It's hard to imagine all the ways weather.com can say it's going to rain: showers, storms, moisture, rainshowers, light rains, heavy rains, wind/rain, downpours. Basically it means it's going to rain all day--sometimes lighter and sometimes heavier. But yesterday morning it stopped completely (for a while) and the sun came out and Courtney snapped the photo below of the holly tree in our backyard. It's hard to tell by looking, but it was ablaze with sunlight and probably full of birds. Courtney took me on a walk to the covered bridge near our house to see the field that now is a pond with 40 or 50 mallards swimming in it. Ahhhh, the simple pleasures of winter. Snow is predicted all the way down to the valley floor in the next couple of days. That's fine but I would prefer that kind of weather wait until Aaron's here for his winter break four weeks from today. He's the one who wants snow and cold. He's planning to go skiing at Tahoe with kids and teachers from his school in January. It'll be his first time skiing. He's such a natural at sports--quick and agile--and I'll bet he picks it up right away.
And speaking of quick and agile, Ben is astonishing us each day with his new talents--grabbing hold of his feet and getting them almost into his mouth, flipping himself from back to front and front to back, setting his sights on something he wants to take hold of and doing it! Suddenly he is the master of his universe! He loves his johnny-jump-up so much. He throws himself back with reckless abandon and peels of laughter, and sometimes we worry that he's going to catapult himself right out of the thing. But so far, so good.
Oh, yeah, there's another new development in Ben's life--the addition of food. In the form of lukewarm, strained carrots, but he doesn't care. He acts like it's tiramisu. His mouth flies open whenever the spoon comes in his sight. The opposite of Maya and Aaron, who we had to trick into each mouthful.

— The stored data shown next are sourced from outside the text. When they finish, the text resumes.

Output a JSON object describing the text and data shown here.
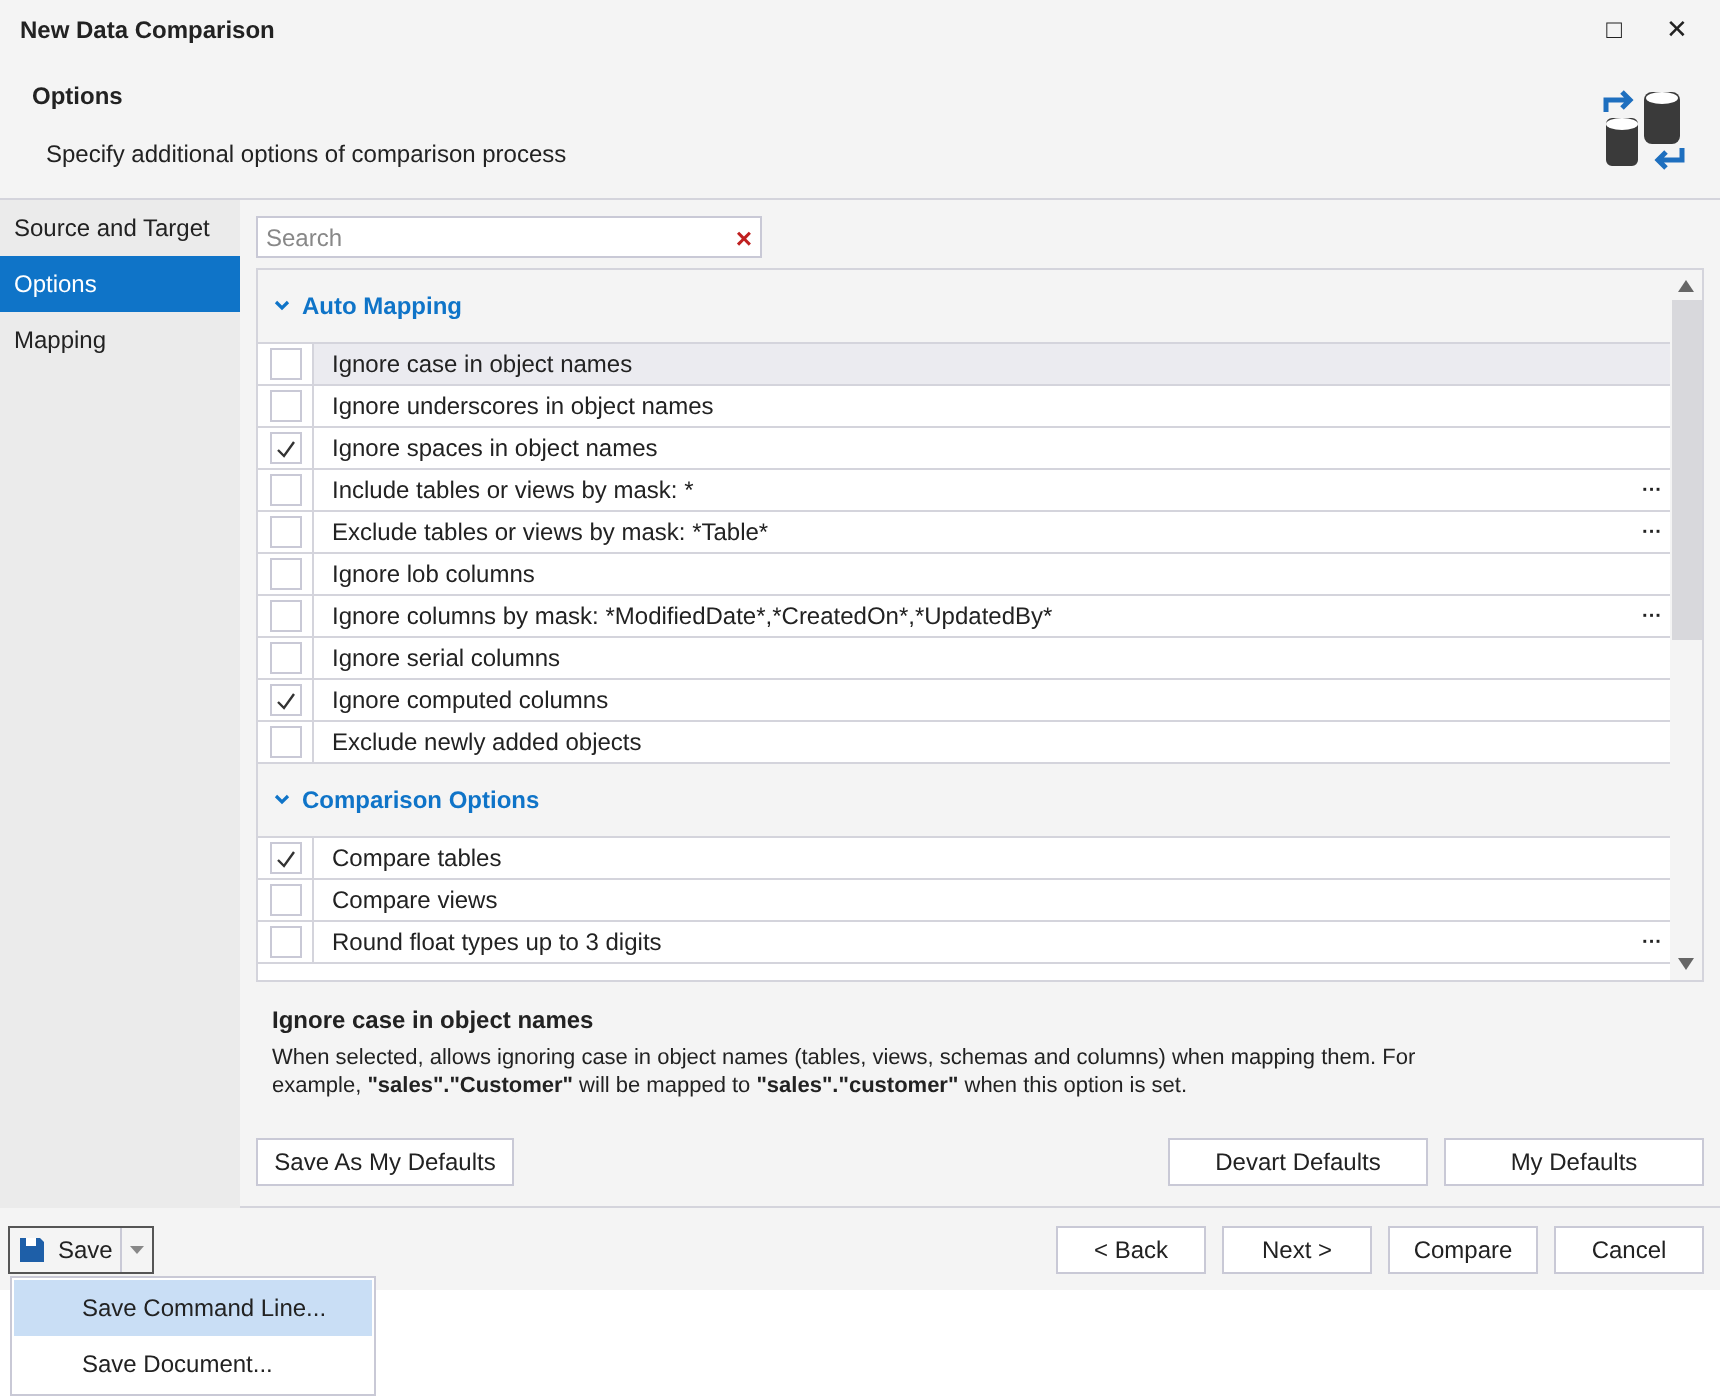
{
  "window": {
    "title": "New Data Comparison",
    "controls": [
      "□",
      "✕"
    ]
  },
  "header": {
    "title": "Options",
    "subtitle": "Specify additional options of comparison process"
  },
  "sidebar": {
    "items": [
      {
        "label": "Source and Target",
        "selected": false
      },
      {
        "label": "Options",
        "selected": true
      },
      {
        "label": "Mapping",
        "selected": false
      }
    ]
  },
  "search": {
    "placeholder": "Search",
    "clear": "×"
  },
  "groups": [
    {
      "title": "Auto Mapping",
      "expanded": true,
      "options": [
        {
          "label": "Ignore case in object names",
          "checked": false,
          "selected": true
        },
        {
          "label": "Ignore underscores in object names",
          "checked": false,
          "selected": false
        },
        {
          "label": "Ignore spaces in object names",
          "checked": true,
          "selected": false
        },
        {
          "label": "Include tables or views by mask: *",
          "checked": false,
          "selected": false,
          "action": "···"
        },
        {
          "label": "Exclude tables or views by mask: *Table*",
          "checked": false,
          "selected": false,
          "action": "···"
        },
        {
          "label": "Ignore lob columns",
          "checked": false,
          "selected": false
        },
        {
          "label": "Ignore columns by mask: *ModifiedDate*,*CreatedOn*,*UpdatedBy*",
          "checked": false,
          "selected": false,
          "action": "···"
        },
        {
          "label": "Ignore serial columns",
          "checked": false,
          "selected": false
        },
        {
          "label": "Ignore computed columns",
          "checked": true,
          "selected": false
        },
        {
          "label": "Exclude newly added objects",
          "checked": false,
          "selected": false
        }
      ]
    },
    {
      "title": "Comparison Options",
      "expanded": true,
      "options": [
        {
          "label": "Compare tables",
          "checked": true,
          "selected": false
        },
        {
          "label": "Compare views",
          "checked": false,
          "selected": false
        },
        {
          "label": "Round float types up to 3 digits",
          "checked": false,
          "selected": false,
          "action": "···"
        }
      ]
    }
  ],
  "description": {
    "title": "Ignore case in object names",
    "text": "When selected, allows ignoring case in object names (tables, views, schemas and columns) when mapping them. For example, **\"sales\".\"Customer\"** will be mapped to **\"sales\".\"customer\"** when this option is set."
  },
  "defaults_buttons": [
    "Save As My Defaults",
    "Devart Defaults",
    "My Defaults"
  ],
  "footer": {
    "save": "Save",
    "buttons": [
      "< Back",
      "Next >",
      "Compare",
      "Cancel"
    ]
  },
  "save_menu": {
    "items": [
      {
        "label": "Save Command Line...",
        "selected": true
      },
      {
        "label": "Save Document...",
        "selected": false
      }
    ]
  }
}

Ben celebrated his half birthday on Thanksgiving with a big serving of mashed up sweet potatoes. We made lots of jokes about singing half of "Happy Birthday" and putting half a candle on half a slice of birthday cake. Lots of laughs and good food and a roaring fire in the wood stove in Maya and Eder's kitchen. And so much to be thankful of, though it's strange to have a holiday without Aaron around. One thing we usually only do when Aaron is with us is watch movies. When it's just me and Courtney, we're oftentimes at a meeting in the evening or reading/writing
or on our computers. Usually two hours seems too precious to give up but Maya has introduced us to Steve Martin movies and now we're on a roll. First was Father of the Bride, then The Housesitter (with Goldie Hawn) and last night was The Pink Panther. All winners.

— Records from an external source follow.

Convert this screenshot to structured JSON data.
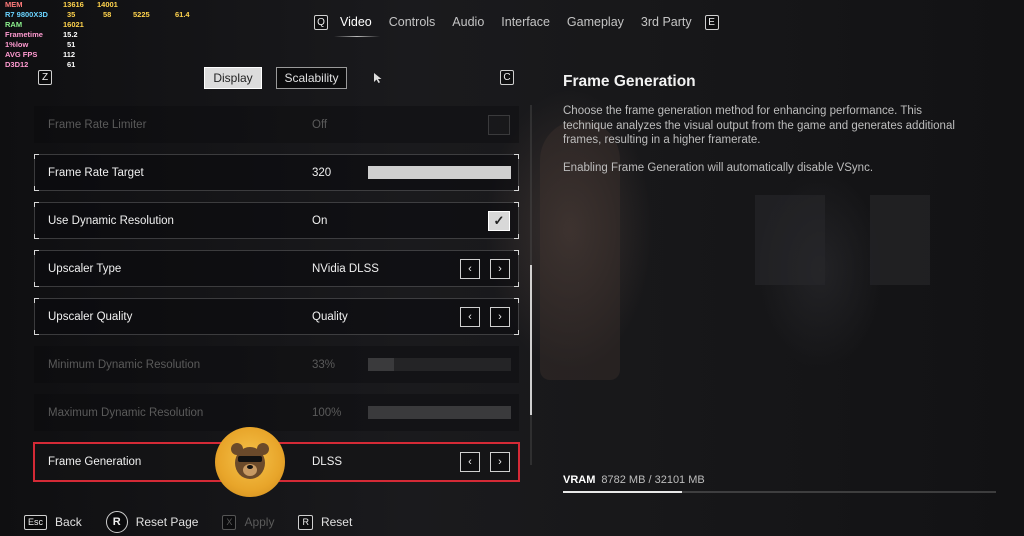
{
  "overlay": {
    "rows": [
      {
        "label": "MEM",
        "values": [
          "13616",
          "14001"
        ]
      },
      {
        "label": "R7 9800X3D",
        "values": [
          "35",
          "58",
          "5225",
          "61.4"
        ]
      },
      {
        "label": "RAM",
        "values": [
          "16021"
        ]
      },
      {
        "label": "Frametime",
        "values": [
          "15.2"
        ]
      },
      {
        "label": "1%low",
        "values": [
          "51"
        ]
      },
      {
        "label": "AVG FPS",
        "values": [
          "112"
        ]
      },
      {
        "label": "D3D12",
        "values": [
          "61"
        ]
      }
    ]
  },
  "topnav": {
    "prev_key": "Q",
    "next_key": "E",
    "tabs": [
      "Video",
      "Controls",
      "Audio",
      "Interface",
      "Gameplay",
      "3rd Party"
    ],
    "active_tab": "Video"
  },
  "subtabs": {
    "prev_key": "Z",
    "next_key": "C",
    "items": [
      "Display",
      "Scalability"
    ],
    "active": "Display"
  },
  "settings": [
    {
      "name": "Frame Rate Limiter",
      "value": "Off",
      "control": "checkbox",
      "checked": false,
      "enabled": false
    },
    {
      "name": "Frame Rate Target",
      "value": "320",
      "control": "slider",
      "level": 1.0,
      "enabled": true
    },
    {
      "name": "Use Dynamic Resolution",
      "value": "On",
      "control": "checkbox",
      "checked": true,
      "enabled": true
    },
    {
      "name": "Upscaler Type",
      "value": "NVidia DLSS",
      "control": "arrows",
      "enabled": true
    },
    {
      "name": "Upscaler Quality",
      "value": "Quality",
      "control": "arrows",
      "enabled": true
    },
    {
      "name": "Minimum Dynamic Resolution",
      "value": "33%",
      "control": "slider",
      "level": 0.18,
      "enabled": false
    },
    {
      "name": "Maximum Dynamic Resolution",
      "value": "100%",
      "control": "slider",
      "level": 1.0,
      "enabled": false
    },
    {
      "name": "Frame Generation",
      "value": "DLSS",
      "control": "arrows",
      "enabled": true,
      "selected": true
    }
  ],
  "info": {
    "title": "Frame Generation",
    "paragraph1": "Choose the frame generation method for enhancing performance. This technique analyzes the visual output from the game and generates additional frames, resulting in a higher framerate.",
    "paragraph2": "Enabling Frame Generation will automatically disable VSync."
  },
  "vram": {
    "label": "VRAM",
    "value": "8782 MB / 32101 MB",
    "used_fraction": 0.274
  },
  "bottom_hints": [
    {
      "key": "Esc",
      "label": "Back",
      "round": false,
      "enabled": true
    },
    {
      "key": "R",
      "label": "Reset Page",
      "round": true,
      "enabled": true
    },
    {
      "key": "X",
      "label": "Apply",
      "round": false,
      "enabled": false
    },
    {
      "key": "R",
      "label": "Reset",
      "round": false,
      "enabled": true
    }
  ],
  "icons": {
    "arrow_left": "‹",
    "arrow_right": "›",
    "check": "✓"
  }
}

I've named the photo above "Baby Bear in a Bucket". And the one below "Mimi Gets an Education While Ben Gets a Nap". I hope I don't grow to fit the shape of my chair by winter's end. It is the most heavenly snug place to read by the wood stove while the rain pitter patters outside. I just finished a great book
Last Days of Babylon: The History of a Family, the Story of a Nation by Marina Benjamin. The author is an Iraqi Jew who grew up in London and never went to Iraq until 2004 when she went as a journalist (of all the danged awful times to go, not to mention extremely dangerous).
The book chronicles the history of several generations of her family in Baghdad, especially the women, and her grandmother's harrowing escape from Iraq in 1958 with her three children. Meanwhile the backdrop is the tumultuous story of the birth of Iraq as a nation and the historical ups and downs of a very significant Jewish community (1/3 the population of Baghdad) in a Muslim country. There were periods of tolerance and thriving and coexistence, but that all ended with the rise of Zionism. Jews had been in Baghdad for more than 1000 years before Islamic armies conquered Mesopotamia. In 1950 there were 130,000 Jews in Baghdad and by 2004, when Marina Benjamin went to document the lives of those remaining, there were 22. In 1951 alone 104,000 Jews were "denaturalized", their possessions confiscated by the government, their assets frozen, and they had been airlifted to Israel, where life in refugee camps awaited them. They were allowed to take with them several changes of winter clothes and summer clothes, a blanket per person and $400. Meanwhile the same thing was happening to the Palestinians. Of Palestine's 1.3 million Arabs, 800,000 were displaced by 1949 with Israel in possession of entire cities and hundreds of villages not planned as part of the Jewish state.
In Benjamin's view, in the 1940's and 1950's Iraq could have built a modern and inclusive sense of nationhood by giving the political minorities (such as the Shia) and the religious minorities (such as the Jews) a participatory role in forming the national culture. But the country remained dominated by tribal elite who imposed monolithic nationalism on everyone else. She says the Iraqi people repeatedly rejected political liberalism in favor of nationalism and militarism in reaction to the lies of colonialism. (The British repeatedly pretended they were turning the country over to the Iraqis but kept tight control of everything--sound familiar?)
I keep thinking of that old saying about if we paid closer attention to history we wouldn't be forced to repeat it. I'm vowing to do my part this winter. See you at the library!